Hoofdstuk 2: Instelling, taken en samenstelling
Artikel 2 Instelling tafel-gesprekken.
Over onderwerpen die door het presidium daartoe worden geagendeerd,
kunnen fracties nader informatie verkrijgen in een ronde tafel-gesprek
of een vierkante tafel-gesprek
In een ronde tafel-gesprek kan nadere informatie over een voorstel of
onderwerp worden verkregen van de portefeuillehouder, de ambtelijk
steller van een stuk, en van burgers.
In een vierkante tafel-gesprek kan nadere informatie omtrent een
voorstel worden verkregen van de ambtelijk steller van een
voorstel.
Artikel 3 Taken
Een ronde tafel-gesprek als bedoeld in artikel 2 heeft als taak de
voorbereiding van de behandeling in de raad van een voorstel of
onderwerp dat door het presidium is geagendeerd.
Artikel 4 Samenstelling en vergoeding
- 1.
Een ronde tafel-gesprek bestaat uit één lid per fractie in de
raad.
- 2.
Een lid kan zowel raadslid als niet-raadslid zijn. De artikelen 10,
11, 12, 13, 15 en 25 van de Gemeentewet zijn van overeenkomstige
toepassing op een fractievertegenwoordiger, niet zijnde een
raadslid.
- 3.
De in het tweede lid genoemde leden, die geen raadslid zijn, worden
door de raad op voordracht van de fracties benoemd, met een maximum
van drie per fractie.
- 4.
De leden bedoeld in lid 3 hebben per bijgewoonde vergadering recht
op een vergoeding. De hoogte van deze vergoeding is gelijk aan de
helft van het maximum zoals dat door de minister van Binnenlandse
Zaken en Koninkrijksrelaties jaarlijks wordt vastgesteld op grond
van het Rechtspositiebesluit Raads- en commissieleden.
Artikel 5 Voorzitter
- 1.
De -6- voorzitters worden door de raad uit zijn midden benoemd en
door het presidium per ronde tafel-gesprek aangewezen.
- 2.
De voorzitter neemt geen deel aan de informatieverzameling door het
RTG.
- 3.
De voorzitter is belast met:
- a.
het leiden van de vergadering;
- b.
het handhaven van de orde;
- c.
het doen naleven van deze verordening;
- d.
hetgeen deze verordening hem verder opdraagt.

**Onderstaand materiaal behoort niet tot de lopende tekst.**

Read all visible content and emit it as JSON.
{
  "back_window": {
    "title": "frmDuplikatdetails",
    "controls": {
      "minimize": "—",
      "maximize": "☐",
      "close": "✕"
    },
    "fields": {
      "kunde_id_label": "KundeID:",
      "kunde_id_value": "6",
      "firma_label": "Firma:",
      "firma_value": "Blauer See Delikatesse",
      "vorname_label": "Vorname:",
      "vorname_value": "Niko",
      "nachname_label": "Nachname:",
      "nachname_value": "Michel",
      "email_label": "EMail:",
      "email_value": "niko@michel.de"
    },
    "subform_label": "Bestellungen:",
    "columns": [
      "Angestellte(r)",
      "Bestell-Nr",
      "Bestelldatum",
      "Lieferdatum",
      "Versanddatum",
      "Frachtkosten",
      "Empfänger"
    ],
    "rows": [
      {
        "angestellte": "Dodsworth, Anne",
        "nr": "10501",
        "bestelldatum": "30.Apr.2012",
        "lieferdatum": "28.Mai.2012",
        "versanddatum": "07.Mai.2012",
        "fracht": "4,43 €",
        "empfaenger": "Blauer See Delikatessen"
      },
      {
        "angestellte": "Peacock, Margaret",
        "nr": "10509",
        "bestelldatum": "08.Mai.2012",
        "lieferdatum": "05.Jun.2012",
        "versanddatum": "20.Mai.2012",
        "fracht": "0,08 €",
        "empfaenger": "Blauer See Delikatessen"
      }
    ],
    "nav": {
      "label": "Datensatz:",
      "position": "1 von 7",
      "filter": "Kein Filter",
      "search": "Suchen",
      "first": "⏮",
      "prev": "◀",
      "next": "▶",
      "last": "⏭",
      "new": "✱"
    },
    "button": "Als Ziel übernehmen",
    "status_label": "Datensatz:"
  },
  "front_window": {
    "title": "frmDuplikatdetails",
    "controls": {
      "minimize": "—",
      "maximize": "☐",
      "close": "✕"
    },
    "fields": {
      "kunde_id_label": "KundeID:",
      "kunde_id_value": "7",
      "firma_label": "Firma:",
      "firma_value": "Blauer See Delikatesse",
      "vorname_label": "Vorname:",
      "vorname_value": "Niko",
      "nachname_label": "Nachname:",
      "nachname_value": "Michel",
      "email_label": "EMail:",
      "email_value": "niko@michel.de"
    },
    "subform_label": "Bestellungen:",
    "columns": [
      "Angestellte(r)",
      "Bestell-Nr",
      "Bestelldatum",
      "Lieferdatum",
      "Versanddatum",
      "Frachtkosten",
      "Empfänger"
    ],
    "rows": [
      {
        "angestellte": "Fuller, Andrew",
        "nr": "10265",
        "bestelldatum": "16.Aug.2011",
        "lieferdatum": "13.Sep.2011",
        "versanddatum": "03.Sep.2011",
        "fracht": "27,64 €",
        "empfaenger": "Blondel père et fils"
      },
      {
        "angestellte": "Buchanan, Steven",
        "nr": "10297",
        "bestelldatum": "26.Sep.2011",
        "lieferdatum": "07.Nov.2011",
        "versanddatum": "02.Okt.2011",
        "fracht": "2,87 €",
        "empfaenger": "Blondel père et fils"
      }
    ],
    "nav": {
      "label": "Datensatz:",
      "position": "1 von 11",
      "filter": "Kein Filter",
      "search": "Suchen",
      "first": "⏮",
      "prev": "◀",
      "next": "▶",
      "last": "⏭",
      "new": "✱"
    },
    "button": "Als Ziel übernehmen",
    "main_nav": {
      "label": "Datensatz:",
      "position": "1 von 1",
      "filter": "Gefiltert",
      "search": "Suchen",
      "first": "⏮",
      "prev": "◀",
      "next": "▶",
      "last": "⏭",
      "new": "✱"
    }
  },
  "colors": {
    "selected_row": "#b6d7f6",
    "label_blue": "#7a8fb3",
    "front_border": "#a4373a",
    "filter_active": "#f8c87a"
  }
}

Artikel 6 Zittingsduur en vacatures
- 1.
De zittingsperiode van een lid, de voorzitter en de plaatsvervanger
eindigt in ieder geval aan het einde van de zittingsperiode van de
raad.
- 2.
Een lid houdt op als zodanig te fungeren indien hij a. benoemd
zijnde als raadslid, ophoudt lid van de raad te zijn; b. benoemd
zijnde als lid, niet-raadslid, niet langer voldoet aan de in artikel
4, 3e lid genoemde eisen.
- 3.
De raad kan een lid ontslaan op voorstel van de fractie op wiens
voordracht het lid is benoemd.
- 4.
De raad kan de door hem benoemde voorzitter ontslaan.
- 5.
De voorzitters kunnen te allen tijde ontslag nemen. Zij doen daarvan
schriftelijk mededeling aan de raad. Het ontslag gaat een maand na
de schriftelijke mededeling in of zoveel eerder als hun opvolger is
benoemd.
- 6.
Indien door overlijden of ontslag een vacature ontstaat, beslist de
raad zo spoedig mogelijk over de vervulling daarvan met inachtneming
van de artikelen 4 en 5.
- 7.
Indien een fractie blijkens een schriftelijke verklaring aan de
voorzitter van de raad niet langer vertegenwoordigd is in de raad,
vervalt het lidmaatschap van het lid of leden dat of die op
voordracht van die fractie is of zijn benoemd, van rechtswege.
Artikel 7 RTG-griffier
- 1.
Ter ondersteuning van ieder RTG fungeert de raadsgriffier of zijn
plaatsvervanger als RTG-griffier.
- 2.
De RTG-griffier is in iedere vergadering aanwezig.
- 3.
Bij zijn verhindering of afwezigheid wordt hij vervangen door een
daartoe door de raad aangewezen ambtenaar.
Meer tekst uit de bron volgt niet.